In the game of baseball, too, nothing sets hair on fire more than the San Francisco Giants taking on their arch rivals, the Los Angeles Dodgers, in the first game of the National League Division Series. That was a big game, last Friday, on the Giants’ home turf.
The starting pitcher for San Francisco had his stuff. His ‘mechanics,’ as they say in baseball, were spot-on. Almost every pitch was a gem.
In the game of politics, the nation’s former president, Donald Trump, has been pitching his array of insults at anyone who doesn’t see things his way. Just recently, he was calling Nebraska Senator Ben Sasse — a Republican — a “loser,” a “sleazebag,” and a “quiet little boy.”
At his rally in Iowa, last Saturday, he was pitching even more vitriol at more folks.
But in contrast to all that, there was an article, in the Arizona Daily Star, about a 4,200 mile road trip that revealed something, perhaps, unexpected and refreshing about the nation’s character.
While visiting “cities small and large, like Tulsa, Lexington, Montgomery, Vicksburg, and Mattoon, Illinois,” the guest commentary writer, Rick Unklesbay, spoke with folks in all walks of life. And “not once, with anyone, did the conversation turn to politics or that our country was divided,” he noted. “Instead we spoke about the love they had for their communities.”
At the Memorial for Peace and Justice in Montgomery, Mr. Unklesbay “met college students who were the docents at this stunningly beautiful yet sobering reflection on racial injustice. They wanted to make sure I soaked in the full impact of the history of injustice displayed there.”
The retired prosecutor and news junkie, as he’s described in the Daily Star, “returned home to Tucson with a different vision of America than when I’d left… people are good and honest, warm and welcoming. I feel better about our future.”

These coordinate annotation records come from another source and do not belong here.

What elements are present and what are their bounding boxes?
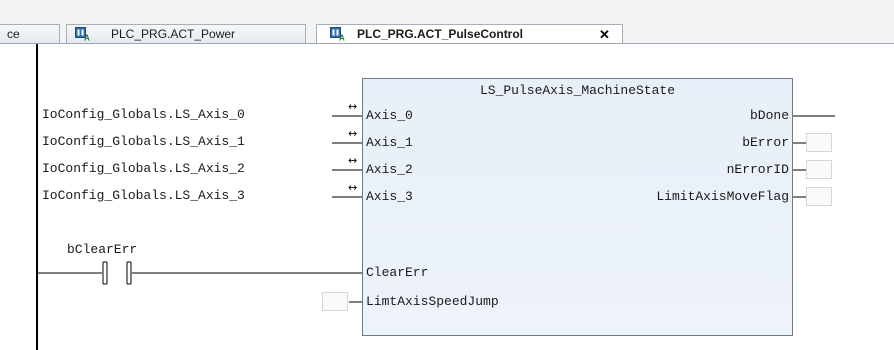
inout-arrow-icon: ↔ (348, 100, 358, 113)
svg-text:A: A (84, 34, 90, 42)
normally-open-contact[interactable] (100, 260, 136, 286)
function-block[interactable]: LS_PulseAxis_MachineState Axis_0 Axis_1 … (362, 78, 793, 336)
input-variable-placeholder[interactable] (322, 292, 348, 311)
block-output-berror: bError (742, 135, 789, 150)
output-variable-placeholder[interactable] (806, 187, 832, 206)
input-variable-axis-2[interactable]: IoConfig_Globals.LS_Axis_2 (42, 161, 245, 176)
block-input-axis-0: Axis_0 (366, 108, 413, 123)
block-input-limtaxisspeedjump: LimtAxisSpeedJump (366, 294, 499, 309)
input-variable-axis-0[interactable]: IoConfig_Globals.LS_Axis_0 (42, 107, 245, 122)
tab-plc-prg-act-pulsecontrol[interactable]: A PLC_PRG.ACT_PulseControl ✕ (316, 24, 623, 45)
block-output-bdone: bDone (749, 108, 789, 123)
tab-label: PLC_PRG.ACT_Power (111, 27, 236, 41)
close-icon[interactable]: ✕ (599, 25, 610, 44)
action-icon: A (75, 27, 90, 42)
block-input-axis-1: Axis_1 (366, 135, 413, 150)
output-variable-placeholder[interactable] (806, 133, 832, 152)
block-output-limitaxismoveflag: LimitAxisMoveFlag (656, 189, 789, 204)
output-variable-placeholder[interactable] (806, 160, 832, 179)
input-variable-axis-3[interactable]: IoConfig_Globals.LS_Axis_3 (42, 188, 245, 203)
ladder-editor-canvas[interactable]: bClearErr IoConfig_Globals.LS_Axis_0 IoC… (0, 44, 894, 350)
tab-plc-prg-act-power[interactable]: A PLC_PRG.ACT_Power (66, 24, 306, 44)
inout-arrow-icon: ↔ (348, 127, 358, 140)
tab-partial-left[interactable]: ce (0, 24, 60, 44)
block-input-axis-3: Axis_3 (366, 189, 413, 204)
action-icon: A (330, 27, 345, 42)
block-output-nerrorid: nErrorID (726, 162, 789, 177)
contact-variable[interactable]: bClearErr (67, 242, 137, 257)
editor-tab-strip: ce A PLC_PRG.ACT_Power A PLC_PRG.ACT_Pul… (0, 0, 894, 45)
tab-label: ce (7, 27, 20, 41)
tab-label: PLC_PRG.ACT_PulseControl (357, 27, 524, 41)
block-input-clearerr: ClearErr (366, 265, 429, 280)
block-input-axis-2: Axis_2 (366, 162, 413, 177)
inout-arrow-icon: ↔ (348, 154, 358, 167)
function-block-type: LS_PulseAxis_MachineState (479, 83, 676, 98)
input-variable-axis-1[interactable]: IoConfig_Globals.LS_Axis_1 (42, 134, 245, 149)
inout-arrow-icon: ↔ (348, 181, 358, 194)
svg-text:A: A (339, 34, 345, 42)
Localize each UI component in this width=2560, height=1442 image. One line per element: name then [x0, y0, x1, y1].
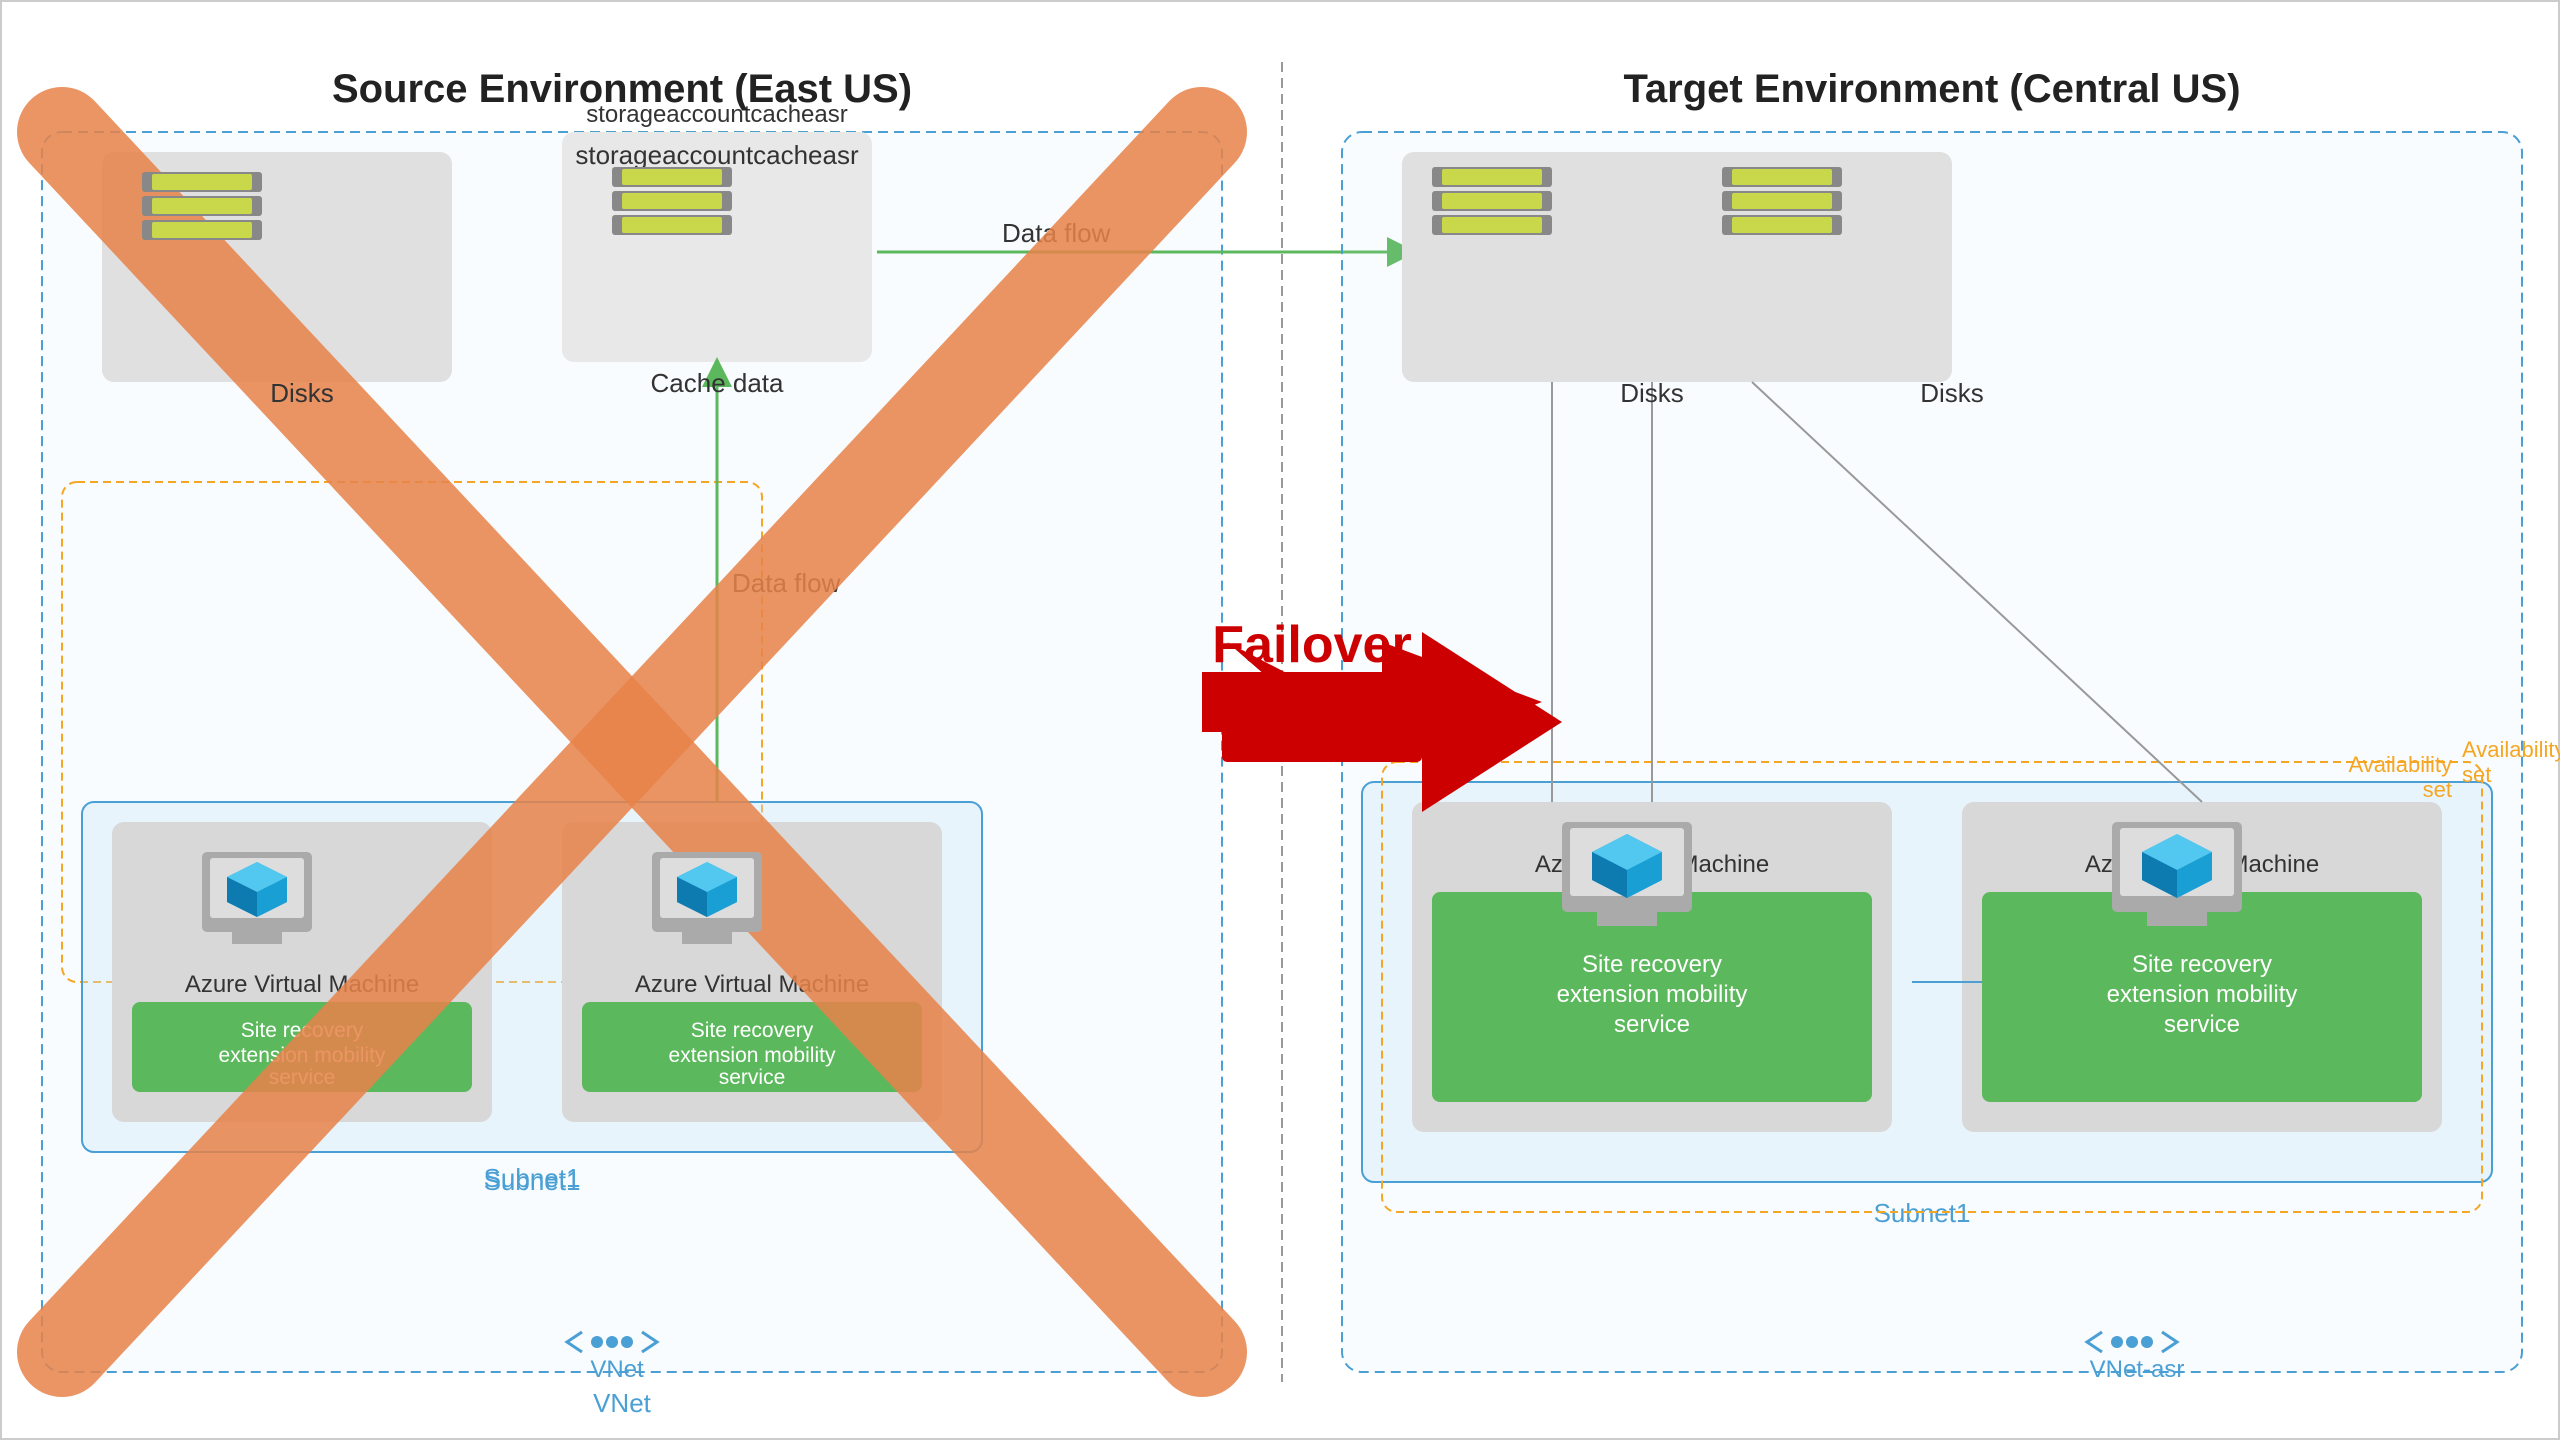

While the poet William Wordsworth’s words — “the world is too much with us” — might best describe our impressions of what’s going on these days, maybe we’re actually much better than we think.
And after pitching so many insults at so many people, maybe President #45 is getting a little fatigued? Maybe his mechanics are off? Maybe his stuff isn’t what it used to be?
As they say in sports, maybe it’s time to hang up his cleats?